Microsoft answers that on the Windows 10 upgrade screen: it's "easy" to go back...

And if you do go back to Windows 8, you are officially good until at least 2023.



I just experimented on a Windows 8 laptop which came to me with this partition table: one hidden system partition and one main large C: drive partition. No other partitions.
Updating to 10 totally installs a third new hidden partition for Windows 10 use...
And drive imaging just the main C: drive partition is not enough.

BEFORE Windows 10 upgrade, be sure to image the hidden small system partition too, if you want to image your way back.


But there is an actual Windows 10 option that reverts you back to Windows 7/8, but only if you opt to go back in the first 30 days after "upgrading" to Windows 10.


FYI, many things which are not officially supported on Windows 10 -- still so install and work fine on Windows 10. Many, but not all.
 
I would be interested to hear the particulars of the case. I (for half a second) considered filing a suit over the forced upgrade of my older hardware, but did not have alot of confidence in the results. I can see how the lawsuit in the link was based on loss of business, but how is the average consumer to quantify damages? Or the sheer horror at having someone take control of your machine from you? Personally I wonder if such suits wouldn't be best filed under whatever malware laws are in place? I assume that M$ would have a decent legal team to prevent such things of course.
 
How is this not precedent-setting and grounds for a flood of lawsuits over forced upgrades, how is this plaintiff alone in this?
Can you imagine the sheer number of businesses in almost identical situation as the plaintiff? The decision one way or another is less surprising than the fact that we really are not hearing a lot about massive class action law suits either here or in Europe...
 
It is absolutely precedent setting. You will see many many more now. Nobody wanted to be first.
 
To address this thread's topic: NO.

There is less than a month to go before Windows 10 becomes a bona fide paid-for product and at 19.14 percent, it is still below the psychological 20 percent market share barrier... So if it's at 19% when it's free, how will it go up significantly when it costs money?
 
To address this thread's topic: NO.

There is less than a month to go before Windows 10 becomes a bona fide paid-for product and at 19.14 percent, it is still below the psychological 20 percent market share barrier... So if it's at 19% when it's free, how will it go up significantly when it costs money?

Despite the hysteria, most people weren't "forced" to upgrade, and for most of the clueless bot net victims force is the only possible motivator. Regardless, people have never stopped buying new computers, and eventually they'll be "upgraded" that way.

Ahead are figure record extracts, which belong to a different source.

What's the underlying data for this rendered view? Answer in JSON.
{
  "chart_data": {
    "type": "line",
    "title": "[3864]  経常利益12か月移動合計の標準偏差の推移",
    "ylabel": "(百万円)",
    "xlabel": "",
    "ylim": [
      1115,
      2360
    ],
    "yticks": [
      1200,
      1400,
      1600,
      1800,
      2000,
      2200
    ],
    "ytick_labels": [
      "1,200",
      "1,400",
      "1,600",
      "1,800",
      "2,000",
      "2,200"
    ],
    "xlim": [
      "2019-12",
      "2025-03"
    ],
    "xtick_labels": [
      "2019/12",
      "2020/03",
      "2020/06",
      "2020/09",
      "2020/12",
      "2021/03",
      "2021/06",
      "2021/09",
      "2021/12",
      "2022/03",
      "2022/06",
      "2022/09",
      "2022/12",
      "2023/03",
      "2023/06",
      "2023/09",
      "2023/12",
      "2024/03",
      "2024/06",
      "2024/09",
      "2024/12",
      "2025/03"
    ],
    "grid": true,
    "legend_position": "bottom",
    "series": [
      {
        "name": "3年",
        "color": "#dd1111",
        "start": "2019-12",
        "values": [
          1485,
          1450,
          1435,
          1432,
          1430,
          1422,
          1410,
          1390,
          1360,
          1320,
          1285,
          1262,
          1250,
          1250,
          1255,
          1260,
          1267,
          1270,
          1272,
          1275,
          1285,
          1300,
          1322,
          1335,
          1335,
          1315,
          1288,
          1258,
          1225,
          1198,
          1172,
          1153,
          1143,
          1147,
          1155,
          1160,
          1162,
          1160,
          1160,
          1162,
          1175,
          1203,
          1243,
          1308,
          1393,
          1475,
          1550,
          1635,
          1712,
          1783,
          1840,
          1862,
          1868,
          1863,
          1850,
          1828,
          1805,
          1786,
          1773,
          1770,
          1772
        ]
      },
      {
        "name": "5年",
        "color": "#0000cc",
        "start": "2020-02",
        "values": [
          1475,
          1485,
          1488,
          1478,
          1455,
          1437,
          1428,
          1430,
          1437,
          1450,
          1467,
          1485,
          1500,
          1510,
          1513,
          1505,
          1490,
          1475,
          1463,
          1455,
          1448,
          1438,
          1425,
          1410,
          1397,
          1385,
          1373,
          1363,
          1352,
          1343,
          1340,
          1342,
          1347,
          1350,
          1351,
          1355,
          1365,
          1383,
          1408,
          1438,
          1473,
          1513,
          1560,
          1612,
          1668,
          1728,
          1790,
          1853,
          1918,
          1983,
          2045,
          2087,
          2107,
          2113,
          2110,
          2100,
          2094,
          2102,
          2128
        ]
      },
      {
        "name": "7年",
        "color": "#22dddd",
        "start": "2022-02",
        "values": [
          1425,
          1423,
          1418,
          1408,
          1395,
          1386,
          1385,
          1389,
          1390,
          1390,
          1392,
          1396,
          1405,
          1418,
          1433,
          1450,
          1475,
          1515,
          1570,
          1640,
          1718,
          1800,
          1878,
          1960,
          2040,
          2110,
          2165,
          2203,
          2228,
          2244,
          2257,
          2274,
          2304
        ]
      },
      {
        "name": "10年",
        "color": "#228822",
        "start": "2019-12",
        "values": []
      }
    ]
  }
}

EDIT: Apparently, despite promises to the contrary, retail Win8 licenses upgraded to Windows 10 become OEM licenses, and cannot be re-activated after significant hardware changes (i.e. motherboard+CPU swap). Called in expecting the normal approval like I had for previous hardware changes on retail XP and 7 licenses, and was told to buy new license. Will see how long the "you need to activate Windows" will go without hindering me using my computer. Would hate to have to resort to frowned-upon methods if Microsoft insists on being uncooperative.